Une seule expression peut convenir à cette série dont deux albums sont déjà sortis : à ne rater sous aucun prétexte !

 

Nous sommes en Pologne, en 1940. Un pays occupé par l’envahisseur allemand. A Varsovie, les Juifs ne sont pas encore enfermés dans des camps de concentration mais parqués dans un quartier de la ville, un ghetto de pierres, de silence et d’horreur entouré de murs.

A chaque entrée de cette cité dans la ville, des soldats allemands, certains l’étant par obligation, d’autres par conviction nazie assumée.

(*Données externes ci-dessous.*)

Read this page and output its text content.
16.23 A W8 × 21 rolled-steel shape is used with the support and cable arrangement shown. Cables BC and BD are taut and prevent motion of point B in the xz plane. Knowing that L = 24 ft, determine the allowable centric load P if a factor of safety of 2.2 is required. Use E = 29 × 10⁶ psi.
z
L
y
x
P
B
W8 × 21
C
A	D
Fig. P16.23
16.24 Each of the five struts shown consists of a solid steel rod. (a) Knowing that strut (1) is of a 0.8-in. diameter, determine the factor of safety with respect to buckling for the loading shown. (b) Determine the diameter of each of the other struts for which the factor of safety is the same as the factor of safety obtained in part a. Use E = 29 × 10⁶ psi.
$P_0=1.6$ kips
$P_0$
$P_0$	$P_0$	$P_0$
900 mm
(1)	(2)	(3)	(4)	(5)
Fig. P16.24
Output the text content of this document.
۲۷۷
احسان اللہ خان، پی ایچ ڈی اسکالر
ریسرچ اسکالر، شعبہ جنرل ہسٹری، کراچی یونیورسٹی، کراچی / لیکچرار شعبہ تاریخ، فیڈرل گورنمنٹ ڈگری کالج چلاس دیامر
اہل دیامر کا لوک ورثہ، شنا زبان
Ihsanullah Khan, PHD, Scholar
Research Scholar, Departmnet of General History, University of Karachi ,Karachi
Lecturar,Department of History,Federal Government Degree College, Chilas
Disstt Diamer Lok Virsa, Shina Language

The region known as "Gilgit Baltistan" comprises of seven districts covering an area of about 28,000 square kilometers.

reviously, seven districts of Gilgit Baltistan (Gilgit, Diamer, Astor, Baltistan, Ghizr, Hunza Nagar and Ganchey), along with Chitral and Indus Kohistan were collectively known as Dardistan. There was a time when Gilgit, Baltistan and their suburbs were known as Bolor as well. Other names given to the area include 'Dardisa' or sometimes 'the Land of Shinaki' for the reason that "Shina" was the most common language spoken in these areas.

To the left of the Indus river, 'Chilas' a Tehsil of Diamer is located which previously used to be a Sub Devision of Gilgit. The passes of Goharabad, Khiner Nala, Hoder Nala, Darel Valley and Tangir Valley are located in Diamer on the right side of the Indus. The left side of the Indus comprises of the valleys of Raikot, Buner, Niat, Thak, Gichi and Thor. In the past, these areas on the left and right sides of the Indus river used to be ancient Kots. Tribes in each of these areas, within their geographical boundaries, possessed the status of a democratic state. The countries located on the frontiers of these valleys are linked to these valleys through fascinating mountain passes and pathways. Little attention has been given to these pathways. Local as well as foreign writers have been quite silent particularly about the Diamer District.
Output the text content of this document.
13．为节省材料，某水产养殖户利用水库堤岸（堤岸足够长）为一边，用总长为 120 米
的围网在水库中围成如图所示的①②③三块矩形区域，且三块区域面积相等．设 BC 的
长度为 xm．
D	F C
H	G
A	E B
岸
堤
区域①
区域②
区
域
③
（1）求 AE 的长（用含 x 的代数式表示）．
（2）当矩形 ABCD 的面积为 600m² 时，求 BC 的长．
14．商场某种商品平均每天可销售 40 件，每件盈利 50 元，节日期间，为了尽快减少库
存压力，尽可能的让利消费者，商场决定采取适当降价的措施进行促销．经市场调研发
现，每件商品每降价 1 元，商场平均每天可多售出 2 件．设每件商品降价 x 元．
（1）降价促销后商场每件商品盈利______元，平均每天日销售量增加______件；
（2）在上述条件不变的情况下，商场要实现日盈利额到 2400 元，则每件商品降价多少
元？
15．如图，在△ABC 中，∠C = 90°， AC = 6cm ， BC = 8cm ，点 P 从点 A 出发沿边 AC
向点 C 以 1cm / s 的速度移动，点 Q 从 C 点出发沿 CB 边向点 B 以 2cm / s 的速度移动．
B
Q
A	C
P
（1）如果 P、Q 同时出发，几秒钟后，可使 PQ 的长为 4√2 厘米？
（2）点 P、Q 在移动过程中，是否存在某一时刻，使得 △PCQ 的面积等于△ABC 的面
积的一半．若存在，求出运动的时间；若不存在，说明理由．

Comme pour se voiler les yeux, les autorités permettent à quelques personnes d’entrer dans ce ghetto pour y apporter, officiellement, un peu d’aide sociale, donc humanitaire.

Et c’est parmi ces personnes que se trouve Irena, une petite bonne femme toute simple, sans d’autre ambition que de ne pas trahir sa part d’humanité. Et cette femme va devenir, les circonstances l’y obligeant, une activiste de la résistance. Mais une résistance sans armes, une résistance consistant à tout faire pour que s’échappent de l’enfer quelques enfants déjà presque condamnés à l’oubli, l’absence et l’anonymat.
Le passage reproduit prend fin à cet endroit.